America should take the fight to the Russian elite. Oligarchs like Yevgeny Prigozhin have enriched themselves on blatant corruption through landing government contracts, as well as ties to organized crime. Prigozhin has a close personal relationship with Vladimir Putin, and journalists and academics suspect that he directly profits from Wagner Group activities. In the past, suspected Wagner fighters harassed Russian journalists who probed too deeply into Wagner. One investigating journalist was likely thrown from his balcony to die on the street below. Russia fears those investigating Wagner. American diplomats and politicians should support these Russian journalists and help amplify their findings.
Finally, this strategy fundamentally changes the conversation around Russian mercenaries. Russia has long been able to deny having any official ties to PMCs. In fact, mercenary companies are officially outlawed throughout Russia. Regardless, it has not stopped the Russian government from regularly employing and benefitting from PMC action abroad. The U.S. should disregard Russian denials and accept the obvious evidence in front of us.

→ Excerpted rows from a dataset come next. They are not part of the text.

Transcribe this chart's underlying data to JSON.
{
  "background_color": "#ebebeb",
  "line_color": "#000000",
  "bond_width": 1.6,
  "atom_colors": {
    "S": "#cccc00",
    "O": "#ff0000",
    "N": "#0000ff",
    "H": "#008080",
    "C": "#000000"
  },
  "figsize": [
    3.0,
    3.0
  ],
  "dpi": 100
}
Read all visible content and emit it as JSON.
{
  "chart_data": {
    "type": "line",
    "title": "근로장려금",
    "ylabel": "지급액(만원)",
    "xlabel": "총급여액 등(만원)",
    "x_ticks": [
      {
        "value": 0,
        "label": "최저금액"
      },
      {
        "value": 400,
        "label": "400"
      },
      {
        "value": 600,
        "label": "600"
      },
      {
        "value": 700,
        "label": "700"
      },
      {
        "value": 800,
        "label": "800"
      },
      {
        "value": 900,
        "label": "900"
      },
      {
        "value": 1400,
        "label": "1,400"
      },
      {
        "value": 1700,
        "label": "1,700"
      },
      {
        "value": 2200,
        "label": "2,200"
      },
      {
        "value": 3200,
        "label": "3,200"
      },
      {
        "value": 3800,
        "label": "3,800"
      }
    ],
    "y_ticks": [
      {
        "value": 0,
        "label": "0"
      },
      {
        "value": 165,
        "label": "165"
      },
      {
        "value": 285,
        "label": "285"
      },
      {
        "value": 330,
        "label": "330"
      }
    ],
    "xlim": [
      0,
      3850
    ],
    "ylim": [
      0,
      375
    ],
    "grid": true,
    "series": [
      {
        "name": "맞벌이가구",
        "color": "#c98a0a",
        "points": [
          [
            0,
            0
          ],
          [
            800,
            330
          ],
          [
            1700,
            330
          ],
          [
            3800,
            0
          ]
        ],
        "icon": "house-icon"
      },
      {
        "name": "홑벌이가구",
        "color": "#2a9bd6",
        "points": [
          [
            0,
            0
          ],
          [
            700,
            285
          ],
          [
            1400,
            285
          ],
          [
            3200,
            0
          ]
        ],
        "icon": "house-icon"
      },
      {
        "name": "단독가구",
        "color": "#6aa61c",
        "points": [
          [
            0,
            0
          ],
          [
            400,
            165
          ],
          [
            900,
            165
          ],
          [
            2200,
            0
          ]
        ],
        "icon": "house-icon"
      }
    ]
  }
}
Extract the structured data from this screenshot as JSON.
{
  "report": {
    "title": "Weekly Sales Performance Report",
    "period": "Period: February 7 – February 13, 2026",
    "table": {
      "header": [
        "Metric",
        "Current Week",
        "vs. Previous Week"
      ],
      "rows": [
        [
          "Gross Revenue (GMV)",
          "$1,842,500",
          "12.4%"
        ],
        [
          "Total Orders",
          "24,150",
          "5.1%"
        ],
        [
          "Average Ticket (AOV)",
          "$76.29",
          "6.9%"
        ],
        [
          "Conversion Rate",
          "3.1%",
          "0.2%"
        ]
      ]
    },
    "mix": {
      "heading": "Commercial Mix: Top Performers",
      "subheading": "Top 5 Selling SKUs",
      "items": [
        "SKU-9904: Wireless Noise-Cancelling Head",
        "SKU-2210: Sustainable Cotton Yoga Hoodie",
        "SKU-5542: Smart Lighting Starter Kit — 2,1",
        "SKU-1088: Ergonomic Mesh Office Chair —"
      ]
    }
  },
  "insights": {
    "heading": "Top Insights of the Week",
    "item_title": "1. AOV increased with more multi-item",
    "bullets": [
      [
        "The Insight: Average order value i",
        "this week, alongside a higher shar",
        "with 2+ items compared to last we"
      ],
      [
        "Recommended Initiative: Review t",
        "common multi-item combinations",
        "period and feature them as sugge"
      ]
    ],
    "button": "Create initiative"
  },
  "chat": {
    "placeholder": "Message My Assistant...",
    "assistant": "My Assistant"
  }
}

No strategy is perfect. The U.S. destroyed the mercenaries at Khasham with overwhelming military power, not sanctions and condemnation. Russian oligarchs have faced U.S. sanctions before, with little to show for it. In addition, the U.S. must be realistic in implementing its foreign policy. Because the U.S. has more important strategic priorities elsewhere, it is not realistic or wise to regularly use military force against Russian PMCs. Unilateral American sanctions might not have significantly impacted some Russian oligarchs, but multilateral sanctions implemented with allies through an expanded Magnitsky Act may prove far more effective.
Russia exploits chaos. America creates order, with some success. The international community should act quickly to discourage PMC use. After Wagner’s debacle in Syria, governments and journalists began to expose other Russian mercenary activities. The U.S. should encourage this trend. America needs to take this opportunity to establish new international norms around PMC use. Through vigorous multilateral sanctions and public condemnation, the U.S. can protect the vulnerable and counter Russian aggression worldwide.